Le massacre fut effroyable. La lutte aux barricades avait été, en somme, peu meurtrière pour les fédérés bien abrités ; le rapport officiel prétend que les troupes régulières n’eurent pas plus de 63 officiers et 430 soldats tués ; si c’était vrai, il faudrait en inférer qu’à peine quelques centaines de communards furent tués en combattant. Or, un académicien des plus férocement réactionnaires, Maxime Ducamp, dans ses « Convulsions de Paris », avoue 6,667 cadavres de Parisiens, nombre qu’il convient au moins de tripler : « La République, dit-il, gouvernement pour ainsi dire anonyme et même, jusqu’à un certain point irresponsable, par le fait seul de son principe, qui est la collectivité, déploya dans la répression une énergie dont toute monarchie eût été incapable ». Femmes, enfants et vieillards fournirent un immense contingent au massacre qui se prolongea plusieurs jours après la bataille. Six cent cinquante-et-un enfants de moins de seize ans, disent les écrivains officiels, avaient été pris les armes à la main.

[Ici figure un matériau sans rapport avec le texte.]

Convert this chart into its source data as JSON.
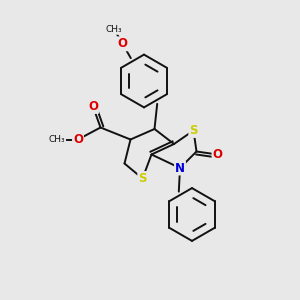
{
  "background_color": "#e8e8e8",
  "bond_color": "#111111",
  "atom_colors": {
    "S": "#cccc00",
    "N": "#0000dd",
    "O": "#dd0000",
    "C": "#111111"
  },
  "figsize": [
    3.0,
    3.0
  ],
  "dpi": 100
}
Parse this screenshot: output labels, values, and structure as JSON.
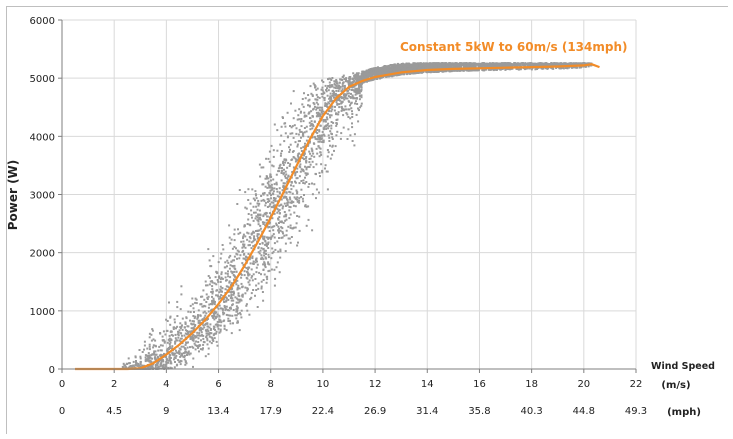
{
  "chart_data": {
    "type": "scatter",
    "title": "",
    "xlabel": "Wind Speed",
    "ylabel": "Power (W)",
    "xlim": [
      0,
      22
    ],
    "ylim": [
      0,
      6000
    ],
    "grid": true,
    "x_ticks": [
      "0",
      "2",
      "4",
      "6",
      "8",
      "10",
      "12",
      "14",
      "16",
      "18",
      "20",
      "22"
    ],
    "x_unit": "(m/s)",
    "x_ticks_secondary": [
      "0",
      "4.5",
      "9",
      "13.4",
      "17.9",
      "22.4",
      "26.9",
      "31.4",
      "35.8",
      "40.3",
      "44.8",
      "49.3"
    ],
    "x_unit_secondary": "(mph)",
    "y_ticks": [
      "0",
      "1000",
      "2000",
      "3000",
      "4000",
      "5000",
      "6000"
    ],
    "annotation": "Constant 5kW to 60m/s (134mph)",
    "colors": {
      "scatter": "#9a9a9a",
      "curve": "#f28c28",
      "grid": "#d9d9d9",
      "axis": "#7f7f7f"
    },
    "series": [
      {
        "kind": "fitted-curve",
        "x": [
          0.5,
          1,
          2,
          2.5,
          3,
          3.5,
          4,
          4.5,
          5,
          5.5,
          6,
          6.5,
          7,
          7.5,
          8,
          8.5,
          9,
          9.5,
          10,
          10.5,
          11,
          11.5,
          12,
          12.5,
          13,
          13.5,
          14,
          15,
          16,
          17,
          18,
          19,
          20,
          20.3,
          20.6
        ],
        "y": [
          0,
          0,
          0,
          0,
          10,
          100,
          250,
          420,
          620,
          850,
          1120,
          1420,
          1780,
          2180,
          2600,
          3050,
          3500,
          3950,
          4350,
          4650,
          4850,
          4950,
          5020,
          5060,
          5100,
          5120,
          5140,
          5160,
          5170,
          5180,
          5190,
          5200,
          5220,
          5240,
          5190
        ]
      },
      {
        "kind": "measured-points",
        "x_range": [
          2.3,
          20.3
        ],
        "y_max": 5260,
        "density": "dense"
      }
    ]
  }
}
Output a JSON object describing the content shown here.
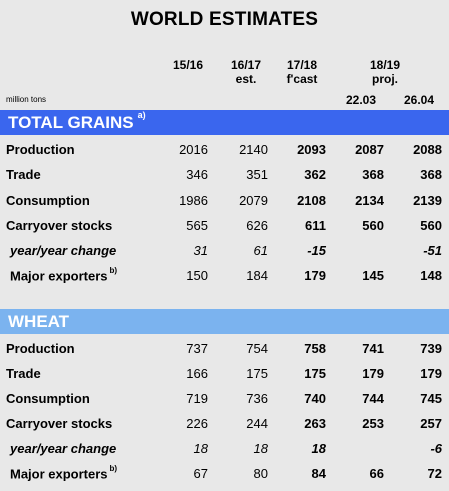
{
  "title": "WORLD ESTIMATES",
  "headers": {
    "y1": "15/16",
    "y2": "16/17",
    "y2_sub": "est.",
    "y3": "17/18",
    "y3_sub": "f'cast",
    "y4": "18/19",
    "y4_sub": "proj.",
    "d1": "22.03",
    "d2": "26.04"
  },
  "units": "million tons",
  "sections": [
    {
      "title": "TOTAL GRAINS",
      "note": "a)",
      "rows": [
        {
          "label": "Production",
          "values": [
            "2016",
            "2140",
            "2093",
            "2087",
            "2088"
          ]
        },
        {
          "label": "Trade",
          "values": [
            "346",
            "351",
            "362",
            "368",
            "368"
          ]
        },
        {
          "label": "Consumption",
          "values": [
            "1986",
            "2079",
            "2108",
            "2134",
            "2139"
          ]
        },
        {
          "label": "Carryover stocks",
          "values": [
            "565",
            "626",
            "611",
            "560",
            "560"
          ]
        },
        {
          "label": "year/year change",
          "values": [
            "31",
            "61",
            "-15",
            "",
            "-51"
          ]
        },
        {
          "label": "Major exporters",
          "note": "b)",
          "values": [
            "150",
            "184",
            "179",
            "145",
            "148"
          ]
        }
      ]
    },
    {
      "title": "WHEAT",
      "note": "",
      "rows": [
        {
          "label": "Production",
          "values": [
            "737",
            "754",
            "758",
            "741",
            "739"
          ]
        },
        {
          "label": "Trade",
          "values": [
            "166",
            "175",
            "175",
            "179",
            "179"
          ]
        },
        {
          "label": "Consumption",
          "values": [
            "719",
            "736",
            "740",
            "744",
            "745"
          ]
        },
        {
          "label": "Carryover stocks",
          "values": [
            "226",
            "244",
            "263",
            "253",
            "257"
          ]
        },
        {
          "label": "year/year change",
          "values": [
            "18",
            "18",
            "18",
            "",
            "-6"
          ]
        },
        {
          "label": "Major exporters",
          "note": "b)",
          "values": [
            "67",
            "80",
            "84",
            "66",
            "72"
          ]
        }
      ]
    }
  ],
  "colors": {
    "grains_band": "#3a66ee",
    "wheat_band": "#7bb3ef",
    "background": "#e8e8e8"
  }
}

Deux des meilleurs parmi les membres de la Commune choisirent ce moment pour mourir. Charles Delescluze, sexagénaire, brisé par l’exil et le bagne, avait voué sa vie à la République. Quand éclata la Commune, il eut le grand cœur, malgré son vieux jacobinisme, de venir parmi ceux qui représentaient l’idée socialiste et décentralisatrice. Délégué à la guerre depuis le 9 mai, il n’avait pu ramener sous les plis du drapeau rouge une victoire impossible.